P-tuning is designed for natural language understanding (NLU) tasks and all language models. It is another variation of a soft prompt method; P-tuning also adds a trainable embedding tensor that can be optimized to find better prompts, and it uses a prompt encoder (a bidirectional long-short term memory network or LSTM) to optimize the prompt parameters. Unlike prefix tuning though:

  • the prompt tokens can be inserted anywhere in the input sequence, and it isn’t restricted to only the beginning
  • the prompt tokens are only added to the input instead of adding them to every layer of the model
  • introducing anchor tokens can improve performance because they indicate characteristics of a component in the input sequence

The results suggest that P-tuning is more efficient than manually crafting prompts, and it enables GPT-like models to compete with BERT-like models on NLU tasks.

Take a look at P-tuning for sequence classification for a step-by-step guide on how to train a model with P-tuning.

Multitask prompt tuning

Multitask prompt tuning enables parameter-efficient transfer learning.
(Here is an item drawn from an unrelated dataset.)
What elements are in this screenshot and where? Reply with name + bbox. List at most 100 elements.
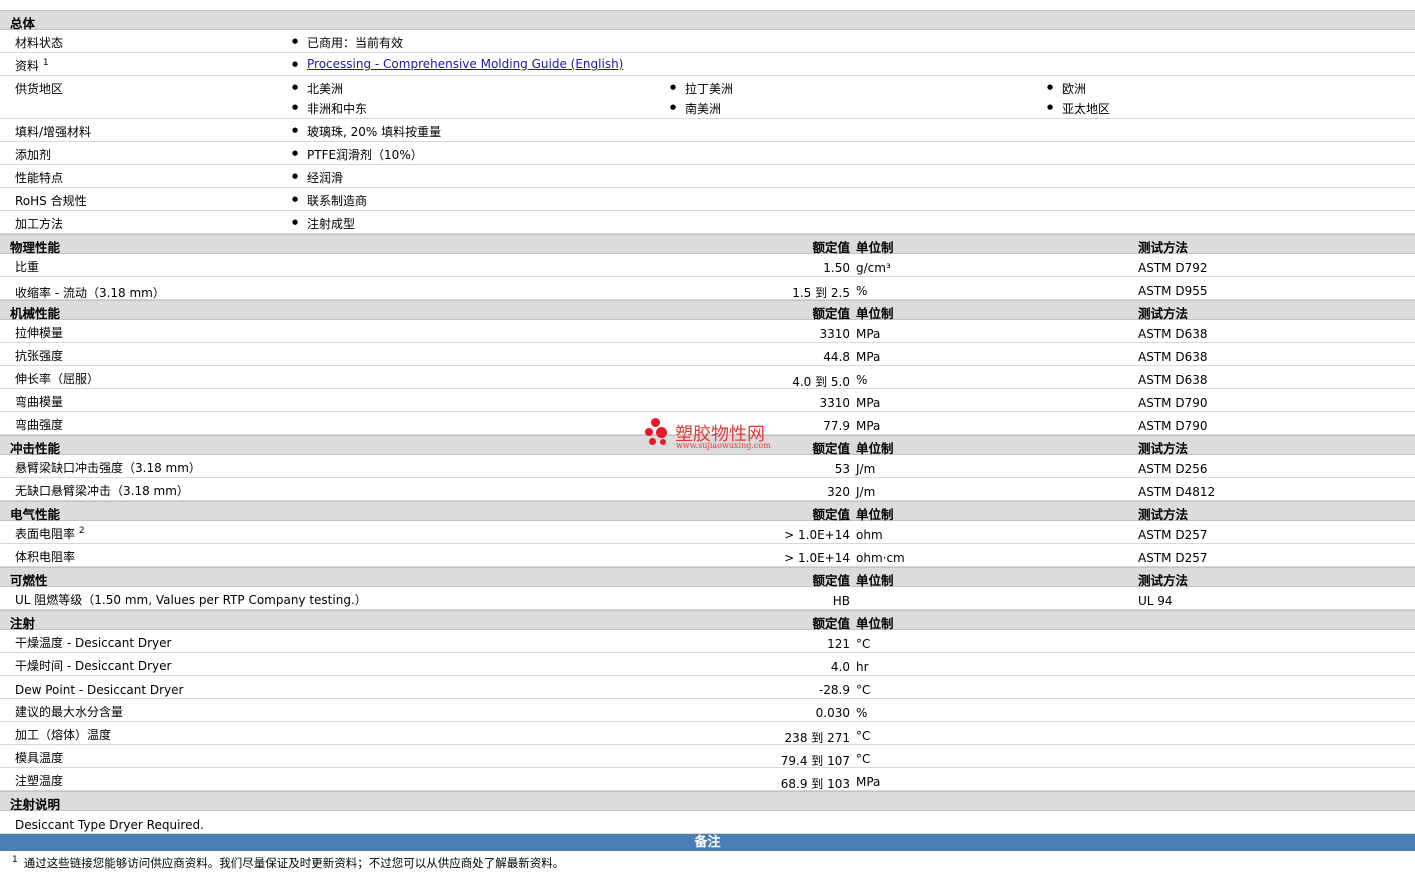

Multitask prompt tuning (MPT) learns a single prompt from data for multiple task types that can be shared for different target tasks. Other existing approaches learn a separate soft prompt for each task that need to be retrieved or aggregated for adaptation to target tasks. MPT consists of two stages:

  1. source training - for each task, its soft prompt is decomposed into task-specific vectors. The task-specific vectors are multiplied together to form another matrix W, and the Hadamard product is used between W and a shared prompt matrix P to generate a task-specific prompt matrix. The task-specific prompts are distilled into a single prompt matrix that is shared across all tasks. This prompt is trained with multitask training.
  2. target adaptation - to adapt the single prompt for a target task, a target prompt is initialized and expressed as the Hadamard product of the shared prompt matrix and the task-specific low-rank prompt matrix.